給与から引かれる控除がなくなれば、当然増税となってしまいます。
扶養控除と配偶者控除には、どのような見直しがされているのでしょうか?
まずは『扶養控除』を見てみましょう。扶養控除とは、納税者に扶養対象の親族がいる場合に受けられる控除のこと。給与から引かれる扶養控除額は、16歳以上の人がいる場合は38万円。19歳から22歳未満の場合は63万円。70歳以上で同居している場合は58万円、同居していなくても48万円の控除が受けられます。
基本の控除額は38万円ですが、高齢者や大学に通う学生がいる場合、負担が大きくなることを考慮し、扶養対象者の年齢に応じて控除額も変わっています。
しかし、この『扶養控除』、すでに見直しがされています。以前は16歳以上というくくりはなく、16歳未満でも38万円の控除が受けられていました。しかし『子ども手当(現在は児童手当)』の支給により、16歳未満の控除が廃止されてしまいました。最高で1万5千円の児童手当ですが、1年でも18万円。
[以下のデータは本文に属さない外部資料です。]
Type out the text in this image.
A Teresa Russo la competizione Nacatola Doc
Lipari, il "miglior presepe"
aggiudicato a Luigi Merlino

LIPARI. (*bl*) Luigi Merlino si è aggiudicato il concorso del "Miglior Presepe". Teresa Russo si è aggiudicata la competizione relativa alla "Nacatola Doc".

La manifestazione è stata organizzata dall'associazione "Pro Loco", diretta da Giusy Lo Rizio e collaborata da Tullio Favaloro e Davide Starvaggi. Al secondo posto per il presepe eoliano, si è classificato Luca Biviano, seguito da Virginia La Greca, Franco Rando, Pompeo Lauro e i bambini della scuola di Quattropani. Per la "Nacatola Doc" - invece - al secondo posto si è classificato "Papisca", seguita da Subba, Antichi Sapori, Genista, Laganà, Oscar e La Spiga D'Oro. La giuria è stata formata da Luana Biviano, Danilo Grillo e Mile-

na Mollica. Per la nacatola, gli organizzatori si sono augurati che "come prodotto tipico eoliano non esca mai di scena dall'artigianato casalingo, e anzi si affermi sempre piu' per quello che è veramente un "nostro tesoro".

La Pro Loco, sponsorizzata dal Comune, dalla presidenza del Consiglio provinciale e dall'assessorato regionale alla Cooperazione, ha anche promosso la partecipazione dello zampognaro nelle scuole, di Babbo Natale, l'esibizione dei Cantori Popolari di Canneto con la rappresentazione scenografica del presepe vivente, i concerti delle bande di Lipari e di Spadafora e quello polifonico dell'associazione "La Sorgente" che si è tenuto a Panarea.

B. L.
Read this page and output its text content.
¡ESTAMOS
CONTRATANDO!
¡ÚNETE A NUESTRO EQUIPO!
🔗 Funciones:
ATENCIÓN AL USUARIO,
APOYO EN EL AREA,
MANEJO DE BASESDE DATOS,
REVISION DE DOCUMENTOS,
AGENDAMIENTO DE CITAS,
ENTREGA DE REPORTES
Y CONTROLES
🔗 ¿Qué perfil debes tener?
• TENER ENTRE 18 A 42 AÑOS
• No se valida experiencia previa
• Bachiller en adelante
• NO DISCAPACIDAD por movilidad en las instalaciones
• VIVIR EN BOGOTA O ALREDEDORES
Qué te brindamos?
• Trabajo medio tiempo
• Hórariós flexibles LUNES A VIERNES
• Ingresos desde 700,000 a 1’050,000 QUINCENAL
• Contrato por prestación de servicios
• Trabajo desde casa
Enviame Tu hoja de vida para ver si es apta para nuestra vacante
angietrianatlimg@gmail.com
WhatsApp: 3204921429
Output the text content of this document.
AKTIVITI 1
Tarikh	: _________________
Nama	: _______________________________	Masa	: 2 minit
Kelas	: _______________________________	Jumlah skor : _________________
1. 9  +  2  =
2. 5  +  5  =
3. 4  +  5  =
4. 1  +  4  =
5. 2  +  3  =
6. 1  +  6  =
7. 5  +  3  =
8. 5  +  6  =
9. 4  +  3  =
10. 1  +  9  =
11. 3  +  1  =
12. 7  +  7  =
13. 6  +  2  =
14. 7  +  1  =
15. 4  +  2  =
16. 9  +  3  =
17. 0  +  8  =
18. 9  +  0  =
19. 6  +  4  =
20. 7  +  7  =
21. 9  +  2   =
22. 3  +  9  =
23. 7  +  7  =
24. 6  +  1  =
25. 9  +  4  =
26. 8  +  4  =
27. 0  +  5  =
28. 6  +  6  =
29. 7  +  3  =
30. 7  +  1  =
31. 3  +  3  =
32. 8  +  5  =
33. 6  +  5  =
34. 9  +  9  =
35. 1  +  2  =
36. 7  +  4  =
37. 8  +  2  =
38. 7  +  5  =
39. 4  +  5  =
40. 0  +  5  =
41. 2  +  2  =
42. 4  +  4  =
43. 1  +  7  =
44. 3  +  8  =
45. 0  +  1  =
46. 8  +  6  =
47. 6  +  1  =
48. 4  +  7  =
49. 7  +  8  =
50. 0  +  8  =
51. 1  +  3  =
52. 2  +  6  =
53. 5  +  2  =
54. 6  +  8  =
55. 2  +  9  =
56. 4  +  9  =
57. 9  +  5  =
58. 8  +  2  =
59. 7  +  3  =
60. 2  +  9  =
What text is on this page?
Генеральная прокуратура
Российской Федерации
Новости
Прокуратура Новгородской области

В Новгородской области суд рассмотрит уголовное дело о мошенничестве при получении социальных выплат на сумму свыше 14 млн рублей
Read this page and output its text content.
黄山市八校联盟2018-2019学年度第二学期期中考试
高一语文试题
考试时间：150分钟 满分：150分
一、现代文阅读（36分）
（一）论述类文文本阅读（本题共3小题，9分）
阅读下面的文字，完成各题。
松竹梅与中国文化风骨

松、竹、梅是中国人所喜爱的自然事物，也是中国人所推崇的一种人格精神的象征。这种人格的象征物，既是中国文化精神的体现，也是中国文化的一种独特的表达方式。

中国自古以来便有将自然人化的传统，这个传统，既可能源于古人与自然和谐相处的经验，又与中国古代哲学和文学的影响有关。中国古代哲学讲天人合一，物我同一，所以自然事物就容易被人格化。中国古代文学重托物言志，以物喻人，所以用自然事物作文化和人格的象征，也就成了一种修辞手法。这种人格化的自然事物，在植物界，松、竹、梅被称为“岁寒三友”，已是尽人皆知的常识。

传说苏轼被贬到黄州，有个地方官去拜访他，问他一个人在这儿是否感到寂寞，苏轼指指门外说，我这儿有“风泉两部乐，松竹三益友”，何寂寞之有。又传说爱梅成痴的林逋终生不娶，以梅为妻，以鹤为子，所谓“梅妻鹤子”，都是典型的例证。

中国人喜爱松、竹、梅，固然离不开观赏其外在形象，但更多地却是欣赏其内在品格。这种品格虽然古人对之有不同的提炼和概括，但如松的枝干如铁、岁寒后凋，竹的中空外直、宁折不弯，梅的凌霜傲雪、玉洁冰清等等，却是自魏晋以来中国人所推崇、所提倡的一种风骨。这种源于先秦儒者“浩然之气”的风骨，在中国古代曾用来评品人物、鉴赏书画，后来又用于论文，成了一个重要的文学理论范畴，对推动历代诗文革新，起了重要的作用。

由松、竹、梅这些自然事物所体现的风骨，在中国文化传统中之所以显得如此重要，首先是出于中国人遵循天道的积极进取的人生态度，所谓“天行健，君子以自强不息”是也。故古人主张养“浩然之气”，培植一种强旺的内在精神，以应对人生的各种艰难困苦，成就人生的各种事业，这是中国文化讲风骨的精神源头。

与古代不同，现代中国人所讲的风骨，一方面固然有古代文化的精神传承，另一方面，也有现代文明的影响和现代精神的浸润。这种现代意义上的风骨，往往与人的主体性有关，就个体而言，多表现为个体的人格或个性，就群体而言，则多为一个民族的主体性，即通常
実は児童手当を支給される前の方が、税金の負担は小さかったんです。
控除がなくなれば、その分増税になる!
そして今、『配偶者控除』の見直しも検討されています。配偶者控除は結婚により納税者の配偶者になった人のための控除で、控除額は38万円です。しかし配偶者控除の場合、配偶者の合計所得金額が38万円を超えると適用されません。
例えば配偶者である妻がパートに出た場合、年間の収入が103万円を超えると、控除が適用されなくなってしまいます。
現在政府では、この配偶者控除が女性の社会進出の足かせとなっていて、配偶者控除をなくせば「女性が103万円以上働いてくれるのでは」と試算しているんです。
しかし妻も子供もいるビジネスパーソンにしてみれば、控除額が今以上に減らされてしまうと、増税につながってしまいます。配偶者控除の見直しは、今年度は見送られました(MSN産経ニュース 2014年6月28日付)。しかし今後も配偶者控除は改革の火種としてくすぶり続けると言われています。
様々な控除が無くなる分、それは増税につながります。政治の動きに対しても注意しておかなくてはいけません。